Friday, 24 July 2015


Now a days Central Counterparties (CCPs) have a big impact in the financial market as managers of a complex web of counterparty risk. Therefore, CCPs are significant for CCPs themselves, their clearing members and the regulators who supervise them.
In this article I will focus not only on the risks in CCPs, but also and particularly on the risk of CCPs.
The growing importance of CCPs bring undeniable gain that bilateral arrangements could not do to the same degree. However, the growth of central clearing may also be followed by some unexpected side effects that need to be addressed.

  • Overcome information asymmetries. Especially in markets with a big number of heterogeneous players. CCPs ease the diligence efforts and risk management responsibilities that counterparties usually face by giving them the possibility to trade only with a single counterparty (the CCP)
  • Application of latest risk management methods. This methods do not exist to the same extent in the bilateral world, which either relies on standardised margining methods that are not very risk-sensitive or on bank-internal margining models that may not necessarily meet the same high standards that CCPs are required to meet.

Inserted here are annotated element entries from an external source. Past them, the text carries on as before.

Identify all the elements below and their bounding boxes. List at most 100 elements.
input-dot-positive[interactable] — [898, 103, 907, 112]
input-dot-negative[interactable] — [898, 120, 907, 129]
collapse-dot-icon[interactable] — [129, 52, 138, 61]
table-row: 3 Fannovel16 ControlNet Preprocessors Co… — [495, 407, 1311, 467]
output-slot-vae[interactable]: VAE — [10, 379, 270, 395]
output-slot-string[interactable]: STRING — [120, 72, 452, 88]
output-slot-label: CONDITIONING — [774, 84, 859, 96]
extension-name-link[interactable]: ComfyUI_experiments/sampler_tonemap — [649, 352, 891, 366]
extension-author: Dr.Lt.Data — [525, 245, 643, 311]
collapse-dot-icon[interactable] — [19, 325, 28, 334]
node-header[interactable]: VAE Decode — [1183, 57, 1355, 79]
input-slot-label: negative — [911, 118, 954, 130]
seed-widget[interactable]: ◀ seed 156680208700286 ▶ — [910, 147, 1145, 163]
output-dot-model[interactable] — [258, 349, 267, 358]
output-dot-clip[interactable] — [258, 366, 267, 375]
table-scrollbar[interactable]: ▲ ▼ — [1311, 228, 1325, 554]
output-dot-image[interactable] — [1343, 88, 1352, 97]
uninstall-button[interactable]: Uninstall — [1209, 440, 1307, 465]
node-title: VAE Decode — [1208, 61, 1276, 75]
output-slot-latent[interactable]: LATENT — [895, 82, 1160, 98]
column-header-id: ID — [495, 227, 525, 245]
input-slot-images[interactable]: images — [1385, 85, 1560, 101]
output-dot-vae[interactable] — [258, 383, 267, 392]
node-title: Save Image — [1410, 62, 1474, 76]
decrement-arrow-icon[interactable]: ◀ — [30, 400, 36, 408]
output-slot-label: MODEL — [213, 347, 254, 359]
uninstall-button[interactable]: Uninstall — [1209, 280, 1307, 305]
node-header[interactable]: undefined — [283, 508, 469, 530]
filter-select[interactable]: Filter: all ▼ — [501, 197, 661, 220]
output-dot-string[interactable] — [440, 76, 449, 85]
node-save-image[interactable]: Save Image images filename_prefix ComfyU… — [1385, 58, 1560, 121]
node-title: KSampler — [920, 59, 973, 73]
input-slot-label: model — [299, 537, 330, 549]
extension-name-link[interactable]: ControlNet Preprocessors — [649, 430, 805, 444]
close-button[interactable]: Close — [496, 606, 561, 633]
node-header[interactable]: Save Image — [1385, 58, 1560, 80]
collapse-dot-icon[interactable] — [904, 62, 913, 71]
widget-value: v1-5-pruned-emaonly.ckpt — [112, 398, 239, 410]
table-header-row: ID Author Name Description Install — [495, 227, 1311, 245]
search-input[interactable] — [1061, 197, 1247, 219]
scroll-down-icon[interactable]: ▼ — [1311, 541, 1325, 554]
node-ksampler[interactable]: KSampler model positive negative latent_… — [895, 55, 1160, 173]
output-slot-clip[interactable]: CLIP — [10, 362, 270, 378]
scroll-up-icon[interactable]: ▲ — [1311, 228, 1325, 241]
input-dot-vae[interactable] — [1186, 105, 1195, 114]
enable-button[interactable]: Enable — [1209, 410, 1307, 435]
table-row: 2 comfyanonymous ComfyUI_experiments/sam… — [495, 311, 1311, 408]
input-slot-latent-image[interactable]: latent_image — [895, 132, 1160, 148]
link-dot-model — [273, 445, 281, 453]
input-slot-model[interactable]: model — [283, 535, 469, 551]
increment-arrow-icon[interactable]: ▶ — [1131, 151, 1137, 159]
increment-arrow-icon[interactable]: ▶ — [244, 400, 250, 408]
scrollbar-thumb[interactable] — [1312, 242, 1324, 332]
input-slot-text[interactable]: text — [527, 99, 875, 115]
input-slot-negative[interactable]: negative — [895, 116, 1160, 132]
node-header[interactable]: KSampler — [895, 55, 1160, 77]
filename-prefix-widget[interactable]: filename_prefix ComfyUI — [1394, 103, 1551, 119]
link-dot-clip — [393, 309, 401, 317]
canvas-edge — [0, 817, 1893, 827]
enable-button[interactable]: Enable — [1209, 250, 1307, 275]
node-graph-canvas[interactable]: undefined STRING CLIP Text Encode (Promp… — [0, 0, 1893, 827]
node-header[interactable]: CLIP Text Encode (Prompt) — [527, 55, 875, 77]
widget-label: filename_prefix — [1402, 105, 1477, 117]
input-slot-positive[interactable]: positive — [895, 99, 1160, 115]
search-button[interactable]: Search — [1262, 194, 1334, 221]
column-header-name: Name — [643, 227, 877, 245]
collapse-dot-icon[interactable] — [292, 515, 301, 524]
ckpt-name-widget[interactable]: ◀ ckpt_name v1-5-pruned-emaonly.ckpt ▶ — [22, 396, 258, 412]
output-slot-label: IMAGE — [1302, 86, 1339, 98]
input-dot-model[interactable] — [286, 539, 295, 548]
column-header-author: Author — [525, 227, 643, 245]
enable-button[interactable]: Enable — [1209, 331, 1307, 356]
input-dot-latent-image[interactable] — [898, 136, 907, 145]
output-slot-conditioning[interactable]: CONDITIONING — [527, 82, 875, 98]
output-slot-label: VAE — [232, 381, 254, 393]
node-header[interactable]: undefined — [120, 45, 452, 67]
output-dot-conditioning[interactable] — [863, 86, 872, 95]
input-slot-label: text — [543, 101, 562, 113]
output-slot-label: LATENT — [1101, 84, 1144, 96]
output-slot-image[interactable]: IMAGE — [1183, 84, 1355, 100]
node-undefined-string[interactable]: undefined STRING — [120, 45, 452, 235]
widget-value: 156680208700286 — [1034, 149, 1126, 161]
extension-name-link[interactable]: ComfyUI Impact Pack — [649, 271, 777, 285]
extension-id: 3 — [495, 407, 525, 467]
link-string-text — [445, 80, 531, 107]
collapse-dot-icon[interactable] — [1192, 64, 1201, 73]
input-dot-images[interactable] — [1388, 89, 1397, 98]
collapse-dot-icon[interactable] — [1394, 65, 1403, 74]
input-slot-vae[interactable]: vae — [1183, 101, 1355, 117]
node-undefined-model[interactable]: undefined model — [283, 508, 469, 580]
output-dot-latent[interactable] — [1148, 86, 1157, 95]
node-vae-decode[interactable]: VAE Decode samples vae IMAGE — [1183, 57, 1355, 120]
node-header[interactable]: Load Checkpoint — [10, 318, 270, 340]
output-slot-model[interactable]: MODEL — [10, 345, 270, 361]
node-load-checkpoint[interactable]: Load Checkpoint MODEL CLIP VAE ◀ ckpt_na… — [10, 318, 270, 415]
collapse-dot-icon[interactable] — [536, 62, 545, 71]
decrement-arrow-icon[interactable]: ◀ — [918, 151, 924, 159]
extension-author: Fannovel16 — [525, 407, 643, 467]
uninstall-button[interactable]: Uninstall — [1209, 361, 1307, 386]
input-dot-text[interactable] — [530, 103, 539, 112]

  • Mutualise losses in a clear way.  Which makes it easier for financial markets to handle huge losses and liquidity shortfalls that may occur in catastrophic events.  CCPs can guide them to ensure that losses fall predictably on those who are more adequate to cope with them by carefully designing their risk management structure. Overall, CCPs introduces ex ante transparency and therefore certainty, provided that the rules are clear and well understood by market participants.

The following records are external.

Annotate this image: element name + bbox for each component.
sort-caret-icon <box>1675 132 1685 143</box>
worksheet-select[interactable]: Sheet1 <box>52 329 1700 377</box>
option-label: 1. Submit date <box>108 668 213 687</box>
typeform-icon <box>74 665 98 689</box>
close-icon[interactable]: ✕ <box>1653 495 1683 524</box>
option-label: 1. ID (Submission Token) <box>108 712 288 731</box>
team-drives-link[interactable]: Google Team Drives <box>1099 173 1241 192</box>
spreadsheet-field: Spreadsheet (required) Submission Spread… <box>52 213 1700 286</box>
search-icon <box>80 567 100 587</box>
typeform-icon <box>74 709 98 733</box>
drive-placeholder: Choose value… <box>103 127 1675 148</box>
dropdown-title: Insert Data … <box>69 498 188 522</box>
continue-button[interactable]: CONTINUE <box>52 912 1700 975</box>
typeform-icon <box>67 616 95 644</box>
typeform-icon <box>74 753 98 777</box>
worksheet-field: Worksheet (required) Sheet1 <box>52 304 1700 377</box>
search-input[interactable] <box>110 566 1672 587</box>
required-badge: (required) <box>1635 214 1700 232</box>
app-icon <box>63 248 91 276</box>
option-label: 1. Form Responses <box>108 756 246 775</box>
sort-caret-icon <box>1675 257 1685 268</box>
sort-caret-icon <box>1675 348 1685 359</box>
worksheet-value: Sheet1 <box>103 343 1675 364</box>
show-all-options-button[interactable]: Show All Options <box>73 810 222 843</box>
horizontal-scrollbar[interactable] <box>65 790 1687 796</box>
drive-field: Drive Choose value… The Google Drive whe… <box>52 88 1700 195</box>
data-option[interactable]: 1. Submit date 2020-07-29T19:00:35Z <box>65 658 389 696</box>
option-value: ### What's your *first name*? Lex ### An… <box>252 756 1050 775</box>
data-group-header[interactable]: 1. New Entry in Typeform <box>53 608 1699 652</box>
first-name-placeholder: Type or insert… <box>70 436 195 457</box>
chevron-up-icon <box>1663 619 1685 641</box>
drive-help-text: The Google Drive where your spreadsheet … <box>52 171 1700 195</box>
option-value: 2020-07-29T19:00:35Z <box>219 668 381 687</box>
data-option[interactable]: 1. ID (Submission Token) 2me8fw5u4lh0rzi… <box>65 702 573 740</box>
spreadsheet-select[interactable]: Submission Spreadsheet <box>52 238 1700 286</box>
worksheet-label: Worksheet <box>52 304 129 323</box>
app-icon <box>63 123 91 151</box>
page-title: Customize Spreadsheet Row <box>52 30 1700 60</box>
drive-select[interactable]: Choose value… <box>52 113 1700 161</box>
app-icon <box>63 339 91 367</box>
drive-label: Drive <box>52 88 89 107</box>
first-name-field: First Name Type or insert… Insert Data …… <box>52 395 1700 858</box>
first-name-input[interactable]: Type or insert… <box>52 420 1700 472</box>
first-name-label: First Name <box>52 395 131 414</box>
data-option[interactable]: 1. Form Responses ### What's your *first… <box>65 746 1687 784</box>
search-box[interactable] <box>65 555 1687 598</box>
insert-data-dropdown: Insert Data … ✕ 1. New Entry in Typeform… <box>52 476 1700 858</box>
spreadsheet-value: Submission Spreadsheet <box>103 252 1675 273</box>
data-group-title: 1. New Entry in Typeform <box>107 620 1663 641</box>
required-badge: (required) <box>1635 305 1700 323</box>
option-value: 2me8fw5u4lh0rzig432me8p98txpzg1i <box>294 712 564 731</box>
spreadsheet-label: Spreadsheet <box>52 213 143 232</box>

  • Multilateral netting of exposures. A given level of risk protection can be achieved with a smaller amount of collateral, or vice versa, a given amount of collateral can achieve a higher level of risk protection.

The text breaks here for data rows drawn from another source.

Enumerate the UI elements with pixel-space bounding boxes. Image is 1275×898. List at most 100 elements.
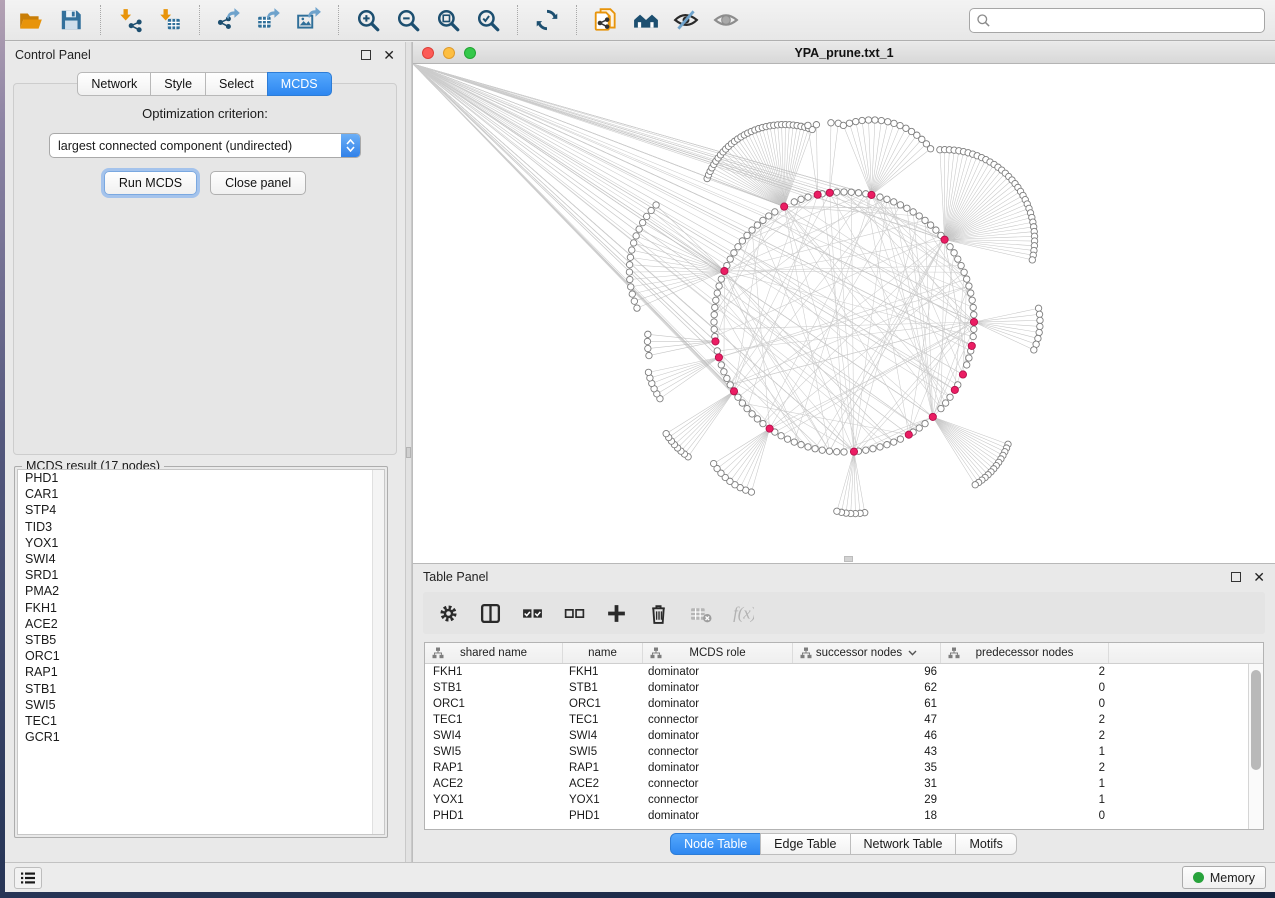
graph-node[interactable] [966, 283, 972, 289]
graph-node[interactable] [865, 117, 871, 123]
graph-node[interactable] [629, 247, 635, 253]
tab-edge-table[interactable]: Edge Table [760, 833, 850, 855]
clear-selection-checkbox-button[interactable] [557, 597, 591, 629]
table-row[interactable]: PHD1PHD1dominator180 [425, 808, 1248, 824]
mcds-result-node[interactable]: PMA2 [18, 583, 384, 599]
network-canvas[interactable] [413, 64, 1275, 563]
graph-node[interactable] [1035, 305, 1041, 311]
graph-node[interactable] [711, 319, 717, 325]
mcds-result-list[interactable]: PHD1CAR1STP4TID3YOX1SWI4SRD1PMA2FKH1ACE2… [17, 469, 385, 835]
graph-node[interactable] [927, 146, 933, 152]
graph-node[interactable] [744, 405, 750, 411]
graph-node[interactable] [754, 416, 760, 422]
graph-mcds-hub-node[interactable] [781, 203, 788, 210]
graph-node[interactable] [724, 375, 730, 381]
graph-node[interactable] [853, 118, 859, 124]
search-field[interactable] [969, 8, 1265, 33]
export-table-button[interactable] [249, 4, 289, 36]
graph-mcds-hub-node[interactable] [968, 342, 975, 349]
graph-node[interactable] [942, 400, 948, 406]
graph-node[interactable] [834, 189, 840, 195]
graph-node[interactable] [964, 362, 970, 368]
close-table-panel-icon[interactable]: ✕ [1253, 572, 1265, 582]
column-header-MCDS-role[interactable]: MCDS role [643, 643, 793, 663]
graph-node[interactable] [784, 436, 790, 442]
hide-selected-button[interactable] [666, 4, 706, 36]
search-input[interactable] [996, 13, 1258, 27]
tab-style[interactable]: Style [150, 72, 206, 96]
graph-node[interactable] [933, 227, 939, 233]
graph-node[interactable] [1036, 329, 1042, 335]
graph-node[interactable] [1037, 323, 1043, 329]
graph-node[interactable] [718, 362, 724, 368]
mcds-result-node[interactable]: SWI5 [18, 697, 384, 713]
zoom-selected-button[interactable] [468, 4, 508, 36]
graph-node[interactable] [727, 256, 733, 262]
graph-node[interactable] [813, 122, 819, 128]
graph-node[interactable] [877, 194, 883, 200]
graph-node[interactable] [749, 411, 755, 417]
graph-node[interactable] [841, 449, 847, 455]
graph-node[interactable] [951, 250, 957, 256]
mcds-result-node[interactable]: TEC1 [18, 713, 384, 729]
graph-node[interactable] [947, 244, 953, 250]
graph-node[interactable] [627, 276, 633, 282]
table-scrollbar[interactable] [1248, 664, 1263, 829]
graph-node[interactable] [970, 333, 976, 339]
graph-node[interactable] [846, 120, 852, 126]
graph-node[interactable] [970, 304, 976, 310]
gear-button[interactable] [431, 597, 465, 629]
mcds-result-node[interactable]: STB5 [18, 632, 384, 648]
table-row[interactable]: STB1STB1dominator620 [425, 680, 1248, 696]
graph-node[interactable] [749, 227, 755, 233]
graph-node[interactable] [885, 119, 891, 125]
graph-node[interactable] [805, 122, 811, 128]
memory-button[interactable]: Memory [1182, 866, 1266, 889]
graph-node[interactable] [872, 117, 878, 123]
zoom-in-button[interactable] [348, 4, 388, 36]
maximize-window-icon[interactable] [464, 47, 476, 59]
tab-motifs[interactable]: Motifs [955, 833, 1016, 855]
float-table-panel-icon[interactable] [1231, 572, 1241, 582]
graph-node[interactable] [897, 436, 903, 442]
mcds-result-node[interactable]: ORC1 [18, 648, 384, 664]
graph-node[interactable] [798, 196, 804, 202]
graph-node[interactable] [627, 254, 633, 260]
table-row[interactable]: TEC1TEC1connector472 [425, 712, 1248, 728]
graph-node[interactable] [834, 449, 840, 455]
tab-mcds[interactable]: MCDS [267, 72, 332, 96]
graph-node[interactable] [772, 209, 778, 215]
graph-node[interactable] [798, 442, 804, 448]
graph-node[interactable] [644, 338, 650, 344]
graph-node[interactable] [711, 326, 717, 332]
close-panel-button[interactable]: Close panel [210, 171, 306, 195]
splitter-handle-icon[interactable] [406, 447, 411, 458]
graph-node[interactable] [663, 430, 669, 436]
mcds-result-node[interactable]: YOX1 [18, 535, 384, 551]
graph-node[interactable] [735, 394, 741, 400]
graph-node[interactable] [966, 355, 972, 361]
graph-mcds-hub-node[interactable] [970, 318, 977, 325]
result-list-scrollbar[interactable] [372, 470, 384, 834]
graph-node[interactable] [630, 240, 636, 246]
column-selector-button[interactable] [473, 597, 507, 629]
graph-node[interactable] [739, 238, 745, 244]
run-mcds-button[interactable]: Run MCDS [104, 171, 197, 195]
mcds-result-node[interactable]: SWI4 [18, 551, 384, 567]
graph-node[interactable] [760, 217, 766, 223]
mcds-result-node[interactable]: RAP1 [18, 664, 384, 680]
table-row[interactable]: SWI5SWI5connector431 [425, 744, 1248, 760]
graph-node[interactable] [754, 222, 760, 228]
graph-mcds-hub-node[interactable] [712, 338, 719, 345]
graph-node[interactable] [727, 382, 733, 388]
graph-mcds-hub-node[interactable] [951, 386, 958, 393]
graph-node[interactable] [955, 256, 961, 262]
zoom-out-button[interactable] [388, 4, 428, 36]
graph-node[interactable] [645, 369, 651, 375]
table-row[interactable]: ACE2ACE2connector311 [425, 776, 1248, 792]
graph-node[interactable] [1031, 347, 1037, 353]
graph-node[interactable] [718, 276, 724, 282]
mcds-result-node[interactable]: GCR1 [18, 729, 384, 745]
graph-node[interactable] [778, 433, 784, 439]
vertical-splitter[interactable] [405, 42, 412, 862]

  • Risk concentration on CCPs. Nationally and internationally CCPs are progressively becoming institutions of unprecedented systemic interest. Their failure could lead to very serious systemic disruptions, therefore not only sound risk management, but also an effective recovery and resolution regime for CCPs is crucial.
  • Banks relaying also in CCPs.  Financial institution participating on CCPs need to understand the risk they face as members and take the necessary steps to reduce those risks.
  • Creating dependency in the market. Crisis propagation may be further driven by interdependencies of changing complexity. These can exist between CCPs and other financial institutions, for example, through interoperability arrangements. The same large financial institutions, being clearing members of many CCPs, increase interdependencies even in the absence of interoperability.
  • Cross-border friction. The use of an integrated infrastructure depends, sometimes, on exemptions from registration or the function of equivalence or substituted compliance with foreign infrastructures. Where foreign CCPs cannot be used, compliance with mandatory clearing under domestic laws may inhibit cross-border transactions.